Harnacke Bei einer unzureichenden Bindung kommt es zu Folgen, die mit dem Überbegriff "frühkindliche Deprivation" bezeichnet werden. Es kommt fast regelhaft zu sprachlichen Defiziten, die gesamte Entwicklung der Kinder verläuft ungünstiger, wobei eine der schwersten Folgen oft lebenslänglich ein fehlendes Vertrauen zu anderen ist und eine mangelnde Bindungsfähigkeit.

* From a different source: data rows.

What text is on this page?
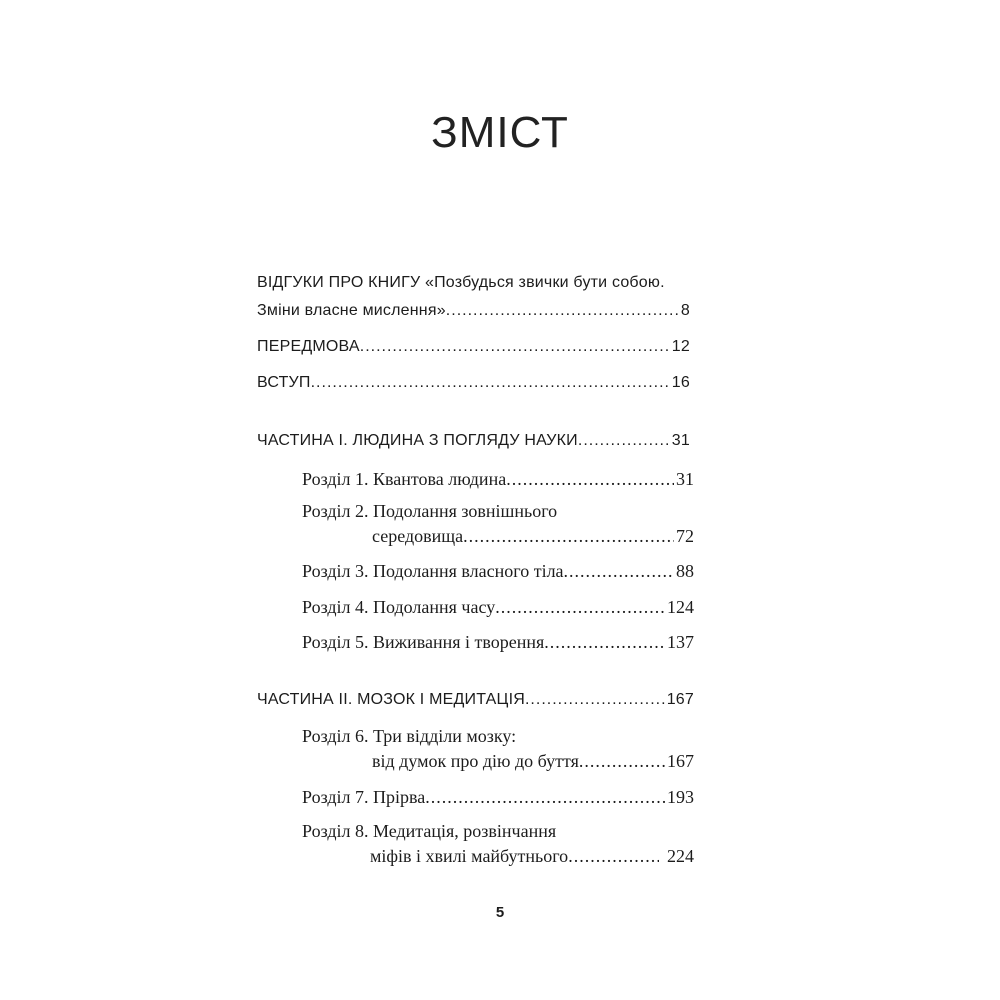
ЗМІСТ
ВІДГУКИ ПРО КНИГУ «Позбудься звички бути собою.
Зміни власне мислення» .....	8
ПЕРЕДМОВА .....	12
ВСТУП .....	16
ЧАСТИНА І. ЛЮДИНА З ПОГЛЯДУ НАУКИ .....	31
Розділ 1. Квантова людина .....	31
Розділ 2. Подолання зовнішнього
середовища .....	72
Розділ 3. Подолання власного тіла .....	88
Розділ 4. Подолання часу .....	124
Розділ 5. Виживання і творення .....	137
ЧАСТИНА ІІ. МОЗОК І МЕДИТАЦІЯ .....	167
Розділ 6. Три відділи мозку:
від думок про дію до буття .....	167
Розділ 7. Прірва .....	193
Розділ 8. Медитація, розвінчання
міфів і хвилі майбутнього .....	224
5
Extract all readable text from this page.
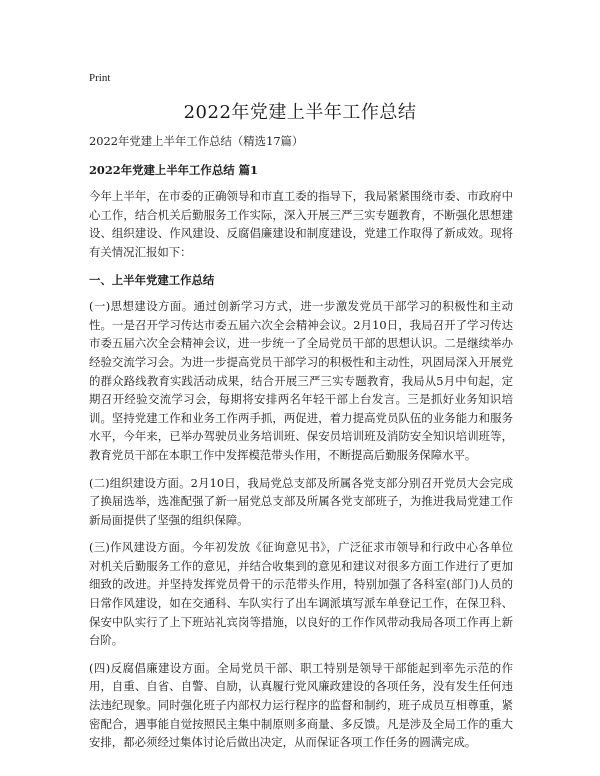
Print
2022年党建上半年工作总结

2022年党建上半年工作总结（精选17篇）

2022年党建上半年工作总结 篇1

今年上半年，在市委的正确领导和市直工委的指导下，我局紧紧围绕市委、市政府中心工作，结合机关后勤服务工作实际，深入开展三严三实专题教育，不断强化思想建设、组织建设、作风建设、反腐倡廉建设和制度建设，党建工作取得了新成效。现将有关情况汇报如下：

一、上半年党建工作总结

(一)思想建设方面。通过创新学习方式，进一步激发党员干部学习的积极性和主动性。一是召开学习传达市委五届六次全会精神会议。2月10日，我局召开了学习传达市委五届六次全会精神会议，进一步统一了全局党员干部的思想认识。二是继续举办经验交流学习会。为进一步提高党员干部学习的积极性和主动性，巩固局深入开展党的群众路线教育实践活动成果，结合开展三严三实专题教育，我局从5月中旬起，定期召开经验交流学习会，每期将安排两名年轻干部上台发言。三是抓好业务知识培训。坚持党建工作和业务工作两手抓，两促进，着力提高党员队伍的业务能力和服务水平，今年来，已举办驾驶员业务培训班、保安员培训班及消防安全知识培训班等，教育党员干部在本职工作中发挥模范带头作用，不断提高后勤服务保障水平。

(二)组织建设方面。2月10日，我局党总支部及所属各党支部分别召开党员大会完成了换届选举，选准配强了新一届党总支部及所属各党支部班子，为推进我局党建工作新局面提供了坚强的组织保障。

(三)作风建设方面。今年初发放《征询意见书》，广泛征求市领导和行政中心各单位对机关后勤服务工作的意见，并结合收集到的意见和建议对很多方面工作进行了更加细致的改进。并坚持发挥党员骨干的示范带头作用，特别加强了各科室(部门)人员的日常作风建设，如在交通科、车队实行了出车调派填写派车单登记工作，在保卫科、保安中队实行了上下班站礼宾岗等措施，以良好的工作作风带动我局各项工作再上新台阶。

(四)反腐倡廉建设方面。全局党员干部、职工特别是领导干部能起到率先示范的作用，自重、自省、自警、自励，认真履行党风廉政建设的各项任务，没有发生任何违法违纪现象。同时强化班子内部权力运行程序的监督和制约，班子成员互相尊重，紧密配合，遇事能自觉按照民主集中制原则多商量、多反馈。凡是涉及全局工作的重大安排，都必须经过集体讨论后做出决定，从而保证各项工作任务的圆满完成。
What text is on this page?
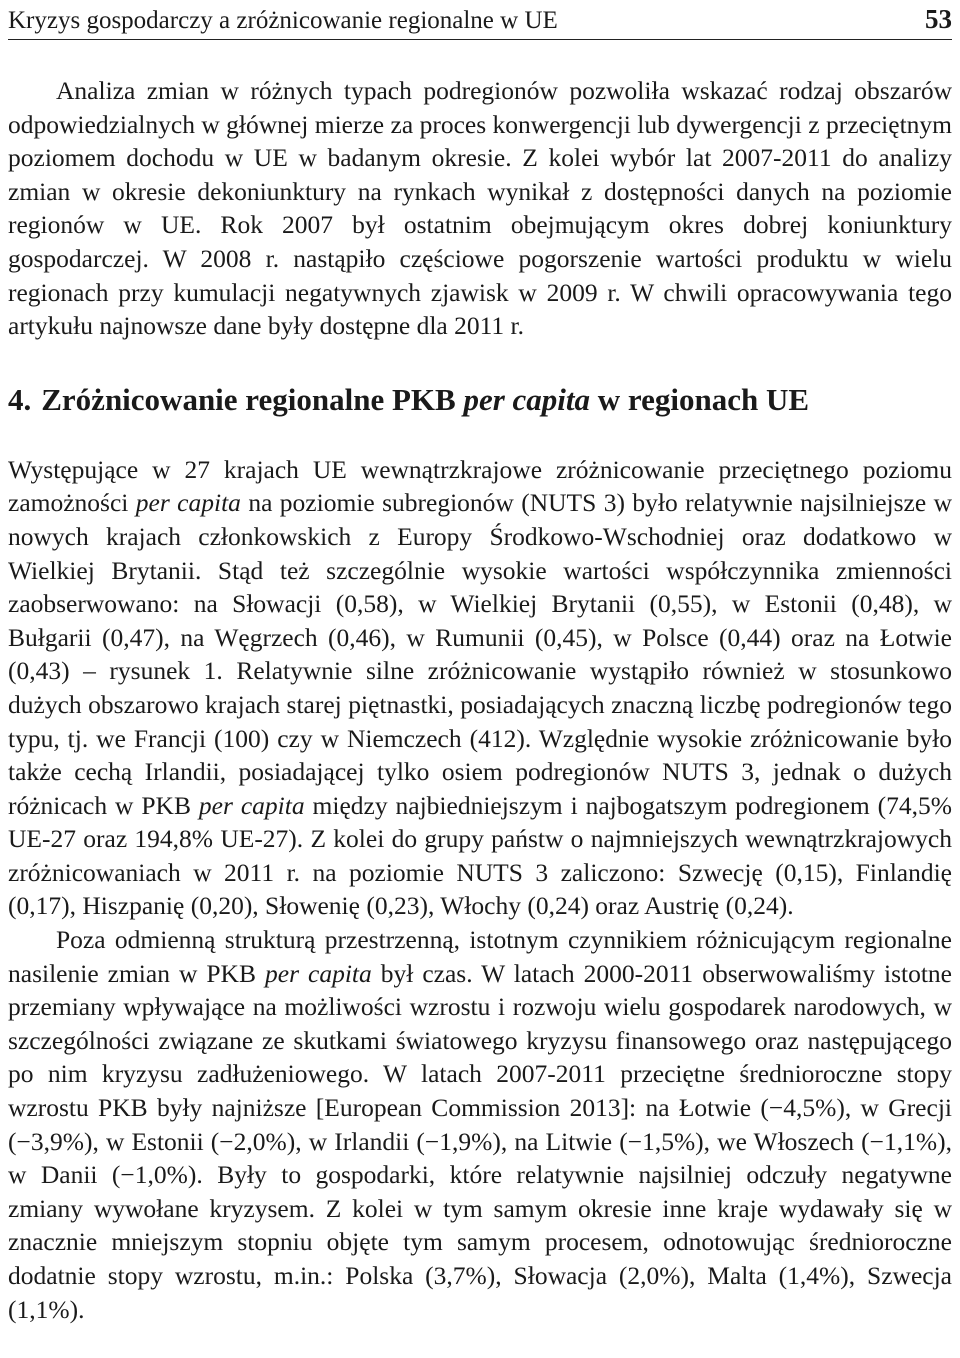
Kryzys gospodarczy a zróżnicowanie regionalne w UE	53

Analiza zmian w różnych typach podregionów pozwoliła wskazać rodzaj obszarów odpowiedzialnych w głównej mierze za proces konwergencji lub dywergencji z przeciętnym poziomem dochodu w UE w badanym okresie. Z kolei wybór lat 2007-2011 do analizy zmian w okresie dekoniunktury na rynkach wynikał z dostępności danych na poziomie regionów w UE. Rok 2007 był ostatnim obejmującym okres dobrej koniunktury gospodarczej. W 2008 r. nastąpiło częściowe pogorszenie wartości produktu w wielu regionach przy kumulacji negatywnych zjawisk w 2009 r. W chwili opracowywania tego artykułu najnowsze dane były dostępne dla 2011 r.

4. Zróżnicowanie regionalne PKB per capita w regionach UE

Występujące w 27 krajach UE wewnątrzkrajowe zróżnicowanie przeciętnego poziomu zamożności per capita na poziomie subregionów (NUTS 3) było relatywnie najsilniejsze w nowych krajach członkowskich z Europy Środkowo-Wschodniej oraz dodatkowo w Wielkiej Brytanii. Stąd też szczególnie wysokie wartości współczynnika zmienności zaobserwowano: na Słowacji (0,58), w Wielkiej Brytanii (0,55), w Estonii (0,48), w Bułgarii (0,47), na Węgrzech (0,46), w Rumunii (0,45), w Polsce (0,44) oraz na Łotwie (0,43) – rysunek 1. Relatywnie silne zróżnicowanie wystąpiło również w stosunkowo dużych obszarowo krajach starej piętnastki, posiadających znaczną liczbę podregionów tego typu, tj. we Francji (100) czy w Niemczech (412). Względnie wysokie zróżnicowanie było także cechą Irlandii, posiadającej tylko osiem podregionów NUTS 3, jednak o dużych różnicach w PKB per capita między najbiedniejszym i najbogatszym podregionem (74,5% UE-27 oraz 194,8% UE-27). Z kolei do grupy państw o najmniejszych wewnątrzkrajowych zróżnicowaniach w 2011 r. na poziomie NUTS 3 zaliczono: Szwecję (0,15), Finlandię (0,17), Hiszpanię (0,20), Słowenię (0,23), Włochy (0,24) oraz Austrię (0,24).

Poza odmienną strukturą przestrzenną, istotnym czynnikiem różnicującym regionalne nasilenie zmian w PKB per capita był czas. W latach 2000-2011 obserwowaliśmy istotne przemiany wpływające na możliwości wzrostu i rozwoju wielu gospodarek narodowych, w szczególności związane ze skutkami światowego kryzysu finansowego oraz następującego po nim kryzysu zadłużeniowego. W latach 2007-2011 przeciętne średnioroczne stopy wzrostu PKB były najniższe [European Commission 2013]: na Łotwie (−4,5%), w Grecji (−3,9%), w Estonii (−2,0%), w Irlandii (−1,9%), na Litwie (−1,5%), we Włoszech (−1,1%), w Danii (−1,0%). Były to gospodarki, które relatywnie najsilniej odczuły negatywne zmiany wywołane kryzysem. Z kolei w tym samym okresie inne kraje wydawały się w znacznie mniejszym stopniu objęte tym samym procesem, odnotowując średnioroczne dodatnie stopy wzrostu, m.in.: Polska (3,7%), Słowacja (2,0%), Malta (1,4%), Szwecja (1,1%).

Psychische Störungen wie z.B. Depressionen und aggressives Fehlverhalten sind sehr viel häufiger als bei Menschen, die in ihrer frühesten Kindheit sichere Bindungen, auch z.B. im Kindergarten, hatten.

Macht sich das schon in den Kinder- und Jugendarztpraxen bemerkbar?

Harnacke Die Kinder- und Jugendärzte in Mönchengladbach bemerken leider eine ständige Zunahme von Störungsbildern der genannten Formen bei Kindern.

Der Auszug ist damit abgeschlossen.